Your Business Quick Tip Newsletter
Vol 18 No #164 – 18th of June 2019
Contents
- Your Smartphone Photo Gallery
- Excel Tip – Fix Lists with Trim
- The Pain and High Cost of Repetitive Actions
You know you’ll always find great productivity tips in this newsletter. This issue is no different of course. However, I’d included a wee story of interest. as well.
1. Your Smartphone Photo Gallery
You might not know that you can view your photos or albums in two or three sizes depending on the make of your phone. Simply use your two fingers to expand or contract your photos to preview them in the gallery as large or small.
2. Excel Tip – Fix Lists with Trim
If you have a list of names that have been entered by different people over time; or imported from different places – there’s a great chance that you’re going to have extra spaces here or there. A real pain if you need to split them apart into first or last names or use them for mail merging.
A quick way to fix an entire column of data at once is to use the function Trim. This will get rid of all the extra spaces (while always leaving the required one between a name/words).
Watch the How-To Video Here (44 seconds) https://youtu.be/Vja0W9B_puI
(If you like this video, why not invest in the Excel (or Outlook) Quick Tip Boot Camps?

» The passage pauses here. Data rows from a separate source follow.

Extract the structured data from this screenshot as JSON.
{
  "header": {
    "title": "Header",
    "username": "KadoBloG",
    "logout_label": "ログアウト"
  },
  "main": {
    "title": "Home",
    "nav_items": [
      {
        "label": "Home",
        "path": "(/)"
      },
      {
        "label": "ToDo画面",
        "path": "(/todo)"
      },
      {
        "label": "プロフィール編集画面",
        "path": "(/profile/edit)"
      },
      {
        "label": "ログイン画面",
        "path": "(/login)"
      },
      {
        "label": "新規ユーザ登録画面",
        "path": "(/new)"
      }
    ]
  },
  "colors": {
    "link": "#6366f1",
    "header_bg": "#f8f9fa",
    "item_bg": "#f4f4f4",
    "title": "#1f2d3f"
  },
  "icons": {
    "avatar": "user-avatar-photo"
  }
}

https://bc.debbiespeaks.com/
3. The Pain and High Cost of Repetitive Actions
One suggestion saved 15.5 hours. Another fixed poor wedding photos. The third, two hours. We’re talking time only – not adding in the concurrent reduction of stress or gains from increased productivity.
May 2019
Let me go back to the beginning. I’ve just returned from a month-long stint lecturing on a cruise ship. When I first boarded and introduced myself to Peter the cruise director, I said “By the way, I normally present on getting more done in less time. If you have any problems, I’d be delighted to help anytime with some tips and tricks”. Peter’s eyes lit up and he said “I’ll take you up on that”!
Two days later
Peter asked me for help with the daily trivia quiz that he gives to his entertainment staff. I was able to introduce a new way of preparing it that would save him five minutes for each quiz.
No big deal?
You’re probably thinking “five minutes, that’s nothing.” However, multiply this by 31 days a month, for a six month on-board contract. 5 x 31 x 6 / 60 (minutes) = 15.5 Hours.
The next week, the suggestion of the amazing app touchREtouch solved his wedding photo problem.
The stress of repetitive actions
Two days before my departure, Peter called for me again, practically tearing his hair out. Stressed! His objective was to set up his next 10 upcoming cruise itineraries. Each cruise averaged 12 days and has multiple activities from 7am to midnight. Hundreds and hundreds of lines of tedious, painstaking, time consuming formatting work.
Again, I was able to show a few tricks (using clever thinking and a hidden feature or two) that saved him at least two hours (that he didn’t have) on that task. He was utterly delighted.
The point of this story?
That everyone, from the most senior of executives to managers to administrative staff. From salaried employees to those that are sales oriented – waste too much time. Build up too much stress. Loose opportunities. From not knowing their software, and using it poorly.
Quantifiable cost to business
I always guarantee that my training can help each person free up at least 20 minutes a day. That is 75 hours for a 45-week working year.
Multiply 75 by a billable rate per hour or the time needed to make a new sale, or even getting more work done daily. You can see how knowledge of software can pay off big time. Staff feel empowered. Stress is reduced. More gets done. More income generated,
Of course you know I’m going to hold up my hand and say “bring me in to run personalised small group in-house training for you”. In fact, email here for a quote – debbie@debbiespeaks.com
Alternatively, why not diary five minutes every few days to research software tips? Buy a book – or get one from the library about the software you’re using. Institute share a tip at your office meetings.